Bail d’habitation : Cautionnement, signature électronique et mention manuscrite ?

Dans un souci de simplification, la loi n° 2018-1021 du 23 novembre 2018 dite ELAN a supprimé la mention manuscrite que devait reproduire la caution dans son engagement personnel, en application de l’article 22-1 de la loi du 6 juillet 1989. Ainsi depuis le 25 novembre 2018, le garant se contente de signer de manière manuscrite l’acte de cautionnement locatif (complété par avance).

Pour les engagements de cautionnement contractés à partir du 1er janvier 2022 l'ordonnance n°2021-1192 du 15 septembre 2021 portant réforme du droit des sûretés peut sembler imposer à nouveau la nécessité absolue d’une mention manuscrite (Article 22-1 dernier alinéa renvoyant à l’article 2297 du Code civil nouveau).

Ainsi, « à peine de nullité de son engagement, la caution personne physique appose elle-même la mention qu'elle s'engage en qualité de caution à payer au créancier ce que lui doit le débiteur en cas de défaillance de celui-ci, dans la limite d'un montant en principal et accessoires exprimé en toutes lettres et en chiffres ». L’article 2297 du Code civil précise également que si la caution ne jouit pas des bénéfices de discussion ou de division (le cas de la caution dite solidaire usuelle en matière locative), cette précision devra également être apposée par la caution.

Est-ce à dire que l’acte de cautionnement locatif devra nécessairement dès 2022 à nouveau revêtir une mention manuscrite, comme certains ont pu le soutenir ? Il semble en réalité que non, au regard des dispositions de l’article 1174 al. 2 du Code civil.

En effet, cet article dispose « Lorsqu'est exigée une mention écrite de la main même de celui qui s'oblige, ce dernier peut l'apposer sous forme électronique si les conditions de cette apposition sont de nature à garantir qu'elle ne peut être effectuée que par lui-même. »

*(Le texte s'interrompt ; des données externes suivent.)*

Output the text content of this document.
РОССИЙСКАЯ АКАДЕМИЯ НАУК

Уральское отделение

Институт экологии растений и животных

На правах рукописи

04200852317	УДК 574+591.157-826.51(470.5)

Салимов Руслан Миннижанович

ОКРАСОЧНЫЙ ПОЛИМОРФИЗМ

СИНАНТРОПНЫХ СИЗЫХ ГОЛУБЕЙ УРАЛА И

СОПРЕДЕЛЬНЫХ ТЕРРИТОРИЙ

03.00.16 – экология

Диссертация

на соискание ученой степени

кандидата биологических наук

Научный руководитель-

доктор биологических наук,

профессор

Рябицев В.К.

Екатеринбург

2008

Cette analyse va de pair avec le fait que l’ordonnance du 15 septembre 2021 permette désormais que la caution puisse être signée de manière électronique. Dans le cas contraire la signature électronique accompagnée d’une mention manuscrite manquerait de pertinence et d’efficience…

Précisons enfin que les cautionnements contractés par des personnes morales, ou dressés par acte notarié ou par acte sous signature privée contresigné par un avocat (article 1374 du Code civil) sont dispensés de ces mentions.